En pratique, désormais, quand une contamination est repérée, les contacts à haut risque (c’est-à-dire ceux de plus de 15 minutes et à moins de 1,5 mètre de distance) sont soumis, à l’école et dès le premier jour, à un test rapide. La règle vaut même en primaire (comme en Wallonie et à Bruxelles, d’ailleurs): si un écolier est testé positif, tous ses camarades qui ont été assis à ses côtés, en classe ou ailleurs, doivent aussi se faire tester. Si le résultat est négatif, un second test, après sept jours, sera un PCR. Entre-temps, à titre préventif, les hauts risques doivent rester en quarantaine. Si le test PCR se révèle également négatif, ils peuvent retourner à l’école. En outre, dès qu’un cluster potentiel est identifié en milieu scolaire, des équipes mobiles seront déployées. « Nous continuons à faire tout ce qui est possible pour maintenir les écoles ouvertes, note Ben Weyts. Dans certains cas, cela signifiera la fermeture d’une ou plusieurs classes, dans d’autres, il faudra quand même fermer toute une école. »

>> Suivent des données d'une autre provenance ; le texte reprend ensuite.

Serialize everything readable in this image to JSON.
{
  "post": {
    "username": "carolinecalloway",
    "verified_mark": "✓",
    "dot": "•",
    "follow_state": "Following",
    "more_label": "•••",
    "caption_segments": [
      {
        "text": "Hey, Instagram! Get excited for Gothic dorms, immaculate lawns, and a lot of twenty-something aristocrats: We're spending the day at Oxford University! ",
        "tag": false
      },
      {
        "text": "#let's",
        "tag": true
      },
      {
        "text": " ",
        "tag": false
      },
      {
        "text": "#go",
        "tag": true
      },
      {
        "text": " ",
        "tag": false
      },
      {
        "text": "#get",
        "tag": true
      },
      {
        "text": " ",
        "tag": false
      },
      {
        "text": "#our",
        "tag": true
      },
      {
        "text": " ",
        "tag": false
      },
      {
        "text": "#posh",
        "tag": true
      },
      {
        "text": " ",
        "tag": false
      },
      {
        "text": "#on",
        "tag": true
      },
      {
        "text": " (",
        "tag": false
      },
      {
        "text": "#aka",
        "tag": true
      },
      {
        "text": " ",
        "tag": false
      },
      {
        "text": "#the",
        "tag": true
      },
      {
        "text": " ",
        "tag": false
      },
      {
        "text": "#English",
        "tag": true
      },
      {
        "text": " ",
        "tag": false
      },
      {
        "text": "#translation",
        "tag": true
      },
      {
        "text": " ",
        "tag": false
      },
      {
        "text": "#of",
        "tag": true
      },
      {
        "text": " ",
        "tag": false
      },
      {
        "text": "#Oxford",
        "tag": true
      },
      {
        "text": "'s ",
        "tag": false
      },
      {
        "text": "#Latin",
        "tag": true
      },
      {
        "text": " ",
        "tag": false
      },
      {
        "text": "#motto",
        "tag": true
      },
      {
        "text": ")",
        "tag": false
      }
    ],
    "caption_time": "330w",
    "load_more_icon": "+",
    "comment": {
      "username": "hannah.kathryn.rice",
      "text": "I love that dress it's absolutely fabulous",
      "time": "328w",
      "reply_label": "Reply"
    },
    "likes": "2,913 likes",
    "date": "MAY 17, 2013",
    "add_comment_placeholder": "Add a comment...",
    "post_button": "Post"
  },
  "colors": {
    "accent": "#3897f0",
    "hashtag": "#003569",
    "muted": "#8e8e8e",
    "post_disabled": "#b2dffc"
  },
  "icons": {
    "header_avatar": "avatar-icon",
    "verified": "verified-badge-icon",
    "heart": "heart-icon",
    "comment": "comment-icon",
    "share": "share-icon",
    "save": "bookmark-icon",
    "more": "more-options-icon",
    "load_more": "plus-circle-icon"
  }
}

En Wallonie et à Bruxelles, on préfère continuer à ne miser que sur les tests PCR, que les contacts à haut risque doivent réaliser dans un centre proche de chez eux ou de leur établissement scolaire. Car l’initiative flamande ne convainc pas du tout les francophones. Motif: selon eux, les scientifiques indiquent que les tests rapides ne seraient pas efficaces pour repérer les asymptomatiques ni dépister les nouveaux variants.

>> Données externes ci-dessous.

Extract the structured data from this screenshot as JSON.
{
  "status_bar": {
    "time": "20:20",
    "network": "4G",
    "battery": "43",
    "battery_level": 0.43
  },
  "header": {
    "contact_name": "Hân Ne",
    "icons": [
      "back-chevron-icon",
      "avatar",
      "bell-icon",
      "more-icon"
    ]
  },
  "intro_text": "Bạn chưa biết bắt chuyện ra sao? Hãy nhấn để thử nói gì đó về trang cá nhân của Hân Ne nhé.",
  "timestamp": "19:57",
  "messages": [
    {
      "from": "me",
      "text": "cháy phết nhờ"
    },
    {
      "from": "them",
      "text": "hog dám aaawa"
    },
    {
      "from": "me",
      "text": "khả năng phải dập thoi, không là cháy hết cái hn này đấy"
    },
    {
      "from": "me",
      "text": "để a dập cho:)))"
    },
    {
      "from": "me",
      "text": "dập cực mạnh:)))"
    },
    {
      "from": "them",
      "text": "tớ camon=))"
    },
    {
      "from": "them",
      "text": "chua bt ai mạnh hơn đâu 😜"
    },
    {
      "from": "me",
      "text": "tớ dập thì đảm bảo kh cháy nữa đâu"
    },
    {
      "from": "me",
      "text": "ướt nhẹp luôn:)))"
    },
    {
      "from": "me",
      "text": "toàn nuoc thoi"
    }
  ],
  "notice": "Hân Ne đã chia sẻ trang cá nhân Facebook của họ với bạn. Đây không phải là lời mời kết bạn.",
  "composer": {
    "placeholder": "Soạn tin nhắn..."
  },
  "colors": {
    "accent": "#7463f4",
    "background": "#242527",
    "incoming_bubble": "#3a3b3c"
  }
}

Deux stratégies, donc, mais, ici, des experts divisés. Ainsi, parmi eux, certains rappellent que, même si la preuve n’est pas tout à fait faite, il semble que si le test antigénique est négatif, la personne n’est probablement pas contaminante, du fait de sa faible charge virale. Dès lors, rien ne s’opposerait à le déployer en milieu scolaire. « Cela a du sens et tout dépend de la collectivité au sein de laquelle la technique est mise en place. Dans les maisons de repos, ce n’est pas indiqué, mais dans les écoles, le risque demeure raisonnable », avance Yves Coppieters.

Reste aussi cette question: que faire des élèves non testés qui reviennent en cours? Des cas ont ainsi été rapportés dans plusieurs établissements scolaires – comme en entreprises. Pour Yves Coppieters, suivis par plusieurs de ses collègues, les services de santé doivent intervenir dans les établissements scolaires et équipés de tests antigéniques. Et de conclure: « Il y a plus d’acceptation si on dit tout de suite à une personne qu’elle est infectée. » Le vrai bienfait, la plus-value des tests antigéniques est sans doute aussi collatéral. Les résultats sont communiqués à une personne physique, que les agents sanitaires peuvent donc sensibiliser en direct. Un dispositif rapproché propre à améliorer de manière subtile le respect de la consigne d’isolement, qui, elle aussi, pèche encore.